Vickery points out that the State of Cambodia government over the past 11 years "has a better record than any previous Cambodian regime in giving responsible positions to non-Khmers." He adds that State of Cambodia policy explicitly opposes cultural or racial chauvinism, and stipulates that "The use of the minority languages is equal with the Khmer language," and that ethnic groups may "write, speak and teach in their own languages" and use them in court.

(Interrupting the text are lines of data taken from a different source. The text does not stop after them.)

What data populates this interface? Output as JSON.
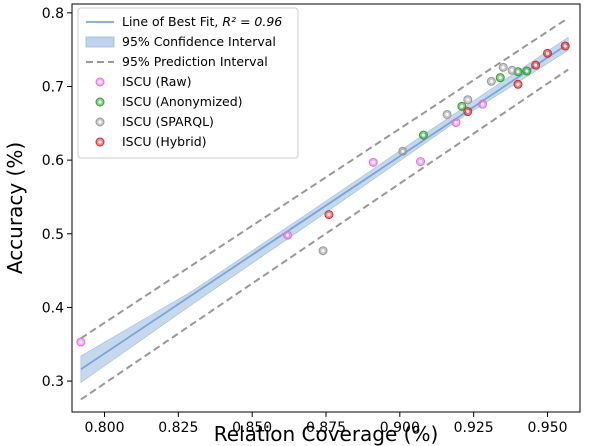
{
  "chart_data": {
    "type": "scatter",
    "xlabel": "Relation Coverage (%)",
    "ylabel": "Accuracy (%)",
    "xlim": [
      0.789,
      0.961
    ],
    "ylim": [
      0.258,
      0.812
    ],
    "xticks": [
      "0.800",
      "0.825",
      "0.850",
      "0.875",
      "0.900",
      "0.925",
      "0.950"
    ],
    "xtick_values": [
      0.8,
      0.825,
      0.85,
      0.875,
      0.9,
      0.925,
      0.95
    ],
    "yticks": [
      "0.3",
      "0.4",
      "0.5",
      "0.6",
      "0.7",
      "0.8"
    ],
    "ytick_values": [
      0.3,
      0.4,
      0.5,
      0.6,
      0.7,
      0.8
    ],
    "grid": false,
    "legend_position": "top-left",
    "fit": {
      "label": "Line of Best Fit, ",
      "r2_label": "R² = 0.96",
      "x_range": [
        0.792,
        0.957
      ],
      "y_range": [
        0.316,
        0.758
      ],
      "color": "#7aa6d6"
    },
    "confidence_band": {
      "label": "95% Confidence Interval",
      "color": "#bfd4ec",
      "lower": [
        [
          0.792,
          0.298
        ],
        [
          0.83,
          0.405
        ],
        [
          0.87,
          0.515
        ],
        [
          0.92,
          0.655
        ],
        [
          0.957,
          0.749
        ]
      ],
      "upper": [
        [
          0.792,
          0.334
        ],
        [
          0.83,
          0.423
        ],
        [
          0.87,
          0.531
        ],
        [
          0.92,
          0.667
        ],
        [
          0.957,
          0.767
        ]
      ]
    },
    "prediction_band": {
      "label": "95% Prediction Interval",
      "color": "#999999",
      "lower": [
        [
          0.792,
          0.275
        ],
        [
          0.957,
          0.723
        ]
      ],
      "upper": [
        [
          0.792,
          0.358
        ],
        [
          0.957,
          0.793
        ]
      ]
    },
    "series": [
      {
        "name": "ISCU (Raw)",
        "color": "#e76fe7",
        "points": [
          [
            0.792,
            0.353
          ],
          [
            0.862,
            0.498
          ],
          [
            0.891,
            0.597
          ],
          [
            0.907,
            0.598
          ],
          [
            0.919,
            0.651
          ],
          [
            0.928,
            0.676
          ]
        ]
      },
      {
        "name": "ISCU (Anonymized)",
        "color": "#2ca02c",
        "points": [
          [
            0.908,
            0.634
          ],
          [
            0.921,
            0.673
          ],
          [
            0.934,
            0.712
          ],
          [
            0.94,
            0.72
          ],
          [
            0.943,
            0.721
          ]
        ]
      },
      {
        "name": "ISCU (SPARQL)",
        "color": "#999999",
        "points": [
          [
            0.874,
            0.477
          ],
          [
            0.901,
            0.612
          ],
          [
            0.916,
            0.662
          ],
          [
            0.923,
            0.682
          ],
          [
            0.931,
            0.707
          ],
          [
            0.935,
            0.726
          ],
          [
            0.938,
            0.722
          ]
        ]
      },
      {
        "name": "ISCU (Hybrid)",
        "color": "#d62728",
        "points": [
          [
            0.876,
            0.526
          ],
          [
            0.923,
            0.666
          ],
          [
            0.94,
            0.703
          ],
          [
            0.946,
            0.729
          ],
          [
            0.95,
            0.745
          ],
          [
            0.956,
            0.755
          ]
        ]
      }
    ]
  }
}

This is not always possible in practice, but it is clear that the minorities are making gains. One vivid memory I have is of the Fifth Congress of the National Council of the United Front for the Construction and Defense of the Motherland, held in Phnom Penh on 28 January 1986. Delegates from each province spoke of the situation and the needs of the people there. But the ridicule from the floor was only too obvious when the head of the front in Stung Treng Province rose to address the gathering. Kham Teuan, and elderly delegate of Brao nationality, was a veteran revolutionary. But he was small in stature, and his earlobes were elongated and slit in traditional tribal fashion.

He began by explaining, in thickly accented Khmer rather like that of the Cambodian minority in Thailand, that he was from only one of the twenty-two nationalities in Stung Treng's population of 50,000. People could hardly understand him, and the mirth slowly subsided as curiosity got the upper hand and one by one all started to strain for his meaning. He went on to talk of the immense communication problems in this forested, mountainous, upriver frontier region. He called on the government in Phnom Penh to provide riverboats and trucks for Stung Treng. Now murmurs of comprehension rustled across the room as individual delegates grasped each phrase, nodded, and turned to pass on the meaning to one another. Ears eventually became attuned, and then complete silence enveloped the National Assembly hall. Teuan outlined in some detail what he saw as the achievements of the people in Stung, Treng, in fields such as literacy, since liberation from Pol Pot. He ended on this theme, calling on the central government to rectify its neglect of such remote regions, and challenging it to send more representatives to Stung Treng not only to "educate our people," but also to encourage the local village officials and congratulate them for what they had already done. The audience by now was eating out of Teuan's hand and, in a final change of mood, it burst into sustained applause.